I have to get them off this subject, Ernest thought. “I think the bull’s your man,” he said. “He looked exactly like Heinrich Himmler. Is that Mofford House?”

“Where?” Cess said. “I can’t see anything.”

“There, beyond the trees,” Ernest said, pointing at nothing, and the three of them spent the next quarter of an hour attempting to catch sight of it, after which Cess spotted a turret and then the gates.

“I say,” Cess said as they drove in through them, “one can’t have a hospital without nurses. Have we got some?”

“Yes,” Moncrieff said. “Gwendolyn set it up.”

“Are they the same girls who helped us when we did the oil-refinery opening?” Cess asked. “The ones from ENSA?”

“No,” Moncrieff said. “These are the real thing. Gwendolyn borrowed them from the same hospital that lent us the beds.”

Ernest looked up alertly. “The hospital in Dover?”

“Yes, and don’t get any notions of flirting with them. There’ll be all sorts of higher-ups and Special Means people here. I don’t want any trouble.”

I don’t either, Ernest thought, and the moment they pulled up in front of the manor house, he snatched up his nightclothes and the boxes of bandages and took off for the house.

It was obvious why they’d chosen Mofford House. It had a moat and a distinctive turreted tower that the Germans would recognize, even though his newspaper story would say only, “One of England’s stately homes, whose name cannot be disclosed for security reasons, has been converted to a military hospital.”

He hobbled quickly across the drawbridge, hoping that since today this was supposed to be a hospital, he wouldn’t run into a butler at the door who’d demand to know where he was going.

He didn’t—only two soldiers attempting to wedge a hospital bed through the door. Beyond them he could see an entry hall and, off to the side, the room which was posing as the ward today. Inside it stood a cluster of older men in officers’ uniforms and several white-clad nurses.

He squeezed past the wedged bed, keeping out of their sight, down a corridor, and into the nearest unoccupied room, which turned out to be the dining room.

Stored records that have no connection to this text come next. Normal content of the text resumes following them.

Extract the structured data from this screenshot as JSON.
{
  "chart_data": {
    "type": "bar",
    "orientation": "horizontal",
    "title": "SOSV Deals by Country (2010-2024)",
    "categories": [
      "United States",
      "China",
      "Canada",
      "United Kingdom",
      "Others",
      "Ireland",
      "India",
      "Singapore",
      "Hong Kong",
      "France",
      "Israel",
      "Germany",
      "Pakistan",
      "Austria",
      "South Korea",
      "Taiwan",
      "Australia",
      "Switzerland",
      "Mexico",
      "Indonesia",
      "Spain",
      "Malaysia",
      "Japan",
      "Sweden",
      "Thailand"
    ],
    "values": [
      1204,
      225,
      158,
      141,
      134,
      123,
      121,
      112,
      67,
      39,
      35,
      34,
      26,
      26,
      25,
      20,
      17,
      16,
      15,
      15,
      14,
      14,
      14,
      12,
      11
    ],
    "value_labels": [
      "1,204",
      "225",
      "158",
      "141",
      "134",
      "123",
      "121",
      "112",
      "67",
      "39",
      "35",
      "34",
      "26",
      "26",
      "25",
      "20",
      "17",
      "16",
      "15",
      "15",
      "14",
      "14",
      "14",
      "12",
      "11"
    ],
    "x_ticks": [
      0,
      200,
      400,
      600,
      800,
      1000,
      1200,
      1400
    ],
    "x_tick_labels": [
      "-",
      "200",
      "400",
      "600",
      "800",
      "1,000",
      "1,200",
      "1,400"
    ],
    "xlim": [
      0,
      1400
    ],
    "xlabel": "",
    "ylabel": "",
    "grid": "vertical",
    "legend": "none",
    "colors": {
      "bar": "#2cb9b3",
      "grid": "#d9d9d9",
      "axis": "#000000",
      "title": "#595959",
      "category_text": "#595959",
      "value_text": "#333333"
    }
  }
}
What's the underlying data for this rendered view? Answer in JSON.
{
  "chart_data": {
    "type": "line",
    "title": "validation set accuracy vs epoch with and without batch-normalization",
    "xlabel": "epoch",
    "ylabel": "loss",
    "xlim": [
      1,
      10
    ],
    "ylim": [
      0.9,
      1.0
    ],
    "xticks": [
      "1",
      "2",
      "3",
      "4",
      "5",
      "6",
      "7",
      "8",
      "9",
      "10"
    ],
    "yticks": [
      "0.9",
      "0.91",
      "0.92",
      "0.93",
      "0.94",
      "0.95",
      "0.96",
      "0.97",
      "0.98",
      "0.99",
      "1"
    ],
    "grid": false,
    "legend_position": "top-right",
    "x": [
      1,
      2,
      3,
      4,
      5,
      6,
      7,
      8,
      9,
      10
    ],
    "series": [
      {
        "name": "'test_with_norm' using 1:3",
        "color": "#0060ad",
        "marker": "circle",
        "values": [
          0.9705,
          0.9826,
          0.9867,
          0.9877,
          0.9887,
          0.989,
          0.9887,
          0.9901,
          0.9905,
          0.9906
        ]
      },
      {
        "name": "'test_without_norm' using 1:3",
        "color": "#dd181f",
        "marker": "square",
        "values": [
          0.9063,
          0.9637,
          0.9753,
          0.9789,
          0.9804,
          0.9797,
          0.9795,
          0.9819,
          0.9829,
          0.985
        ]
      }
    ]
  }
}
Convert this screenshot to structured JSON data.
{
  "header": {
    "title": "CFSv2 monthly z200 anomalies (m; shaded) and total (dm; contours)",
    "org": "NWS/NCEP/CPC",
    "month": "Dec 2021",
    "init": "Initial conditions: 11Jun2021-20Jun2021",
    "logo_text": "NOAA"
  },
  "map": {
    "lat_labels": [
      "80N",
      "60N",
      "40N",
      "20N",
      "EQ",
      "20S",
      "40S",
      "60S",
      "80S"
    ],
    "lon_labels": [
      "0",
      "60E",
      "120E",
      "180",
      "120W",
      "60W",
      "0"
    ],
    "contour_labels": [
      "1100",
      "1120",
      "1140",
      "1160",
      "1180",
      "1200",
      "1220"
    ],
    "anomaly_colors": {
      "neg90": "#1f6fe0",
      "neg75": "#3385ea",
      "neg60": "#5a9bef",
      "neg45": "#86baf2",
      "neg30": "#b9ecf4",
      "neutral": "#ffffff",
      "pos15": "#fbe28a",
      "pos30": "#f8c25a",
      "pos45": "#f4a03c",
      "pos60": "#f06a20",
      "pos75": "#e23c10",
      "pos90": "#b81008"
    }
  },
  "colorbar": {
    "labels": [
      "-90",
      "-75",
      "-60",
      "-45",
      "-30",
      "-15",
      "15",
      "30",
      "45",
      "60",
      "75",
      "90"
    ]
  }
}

He shut the door, wedged chairs against it, and, using the mirror above the sideboard, began winding bandages around his head.

He emerged ten minutes later in pajamas, robe, and slippers, his head and both hands swathed in bandages. “Where have you been?” Prism asked. “And what are you doing in that getup? You look like an escapee from an Egyptian tomb.”

Ernest pulled him off to the side. “You said they’d be taking photographs, and my picture was already in the newspapers from the opening of Camp Omaha. If the Germans see me in more than one photo, they’ll spot a fraud.”

“You’re right. Good show. Was Cess in the photo?”

“He wasn’t there. He was off doing dummy landing craft.”

“Good, then he can be the broken foot. Go help bring in the wheelchairs.”

Ernest did and then carried two oil paintings, three watercolors, and an antique writing table upstairs for Lady Mofford, made up the hospital beds, bandaged several other “patients,” and helped lay out tea in the library.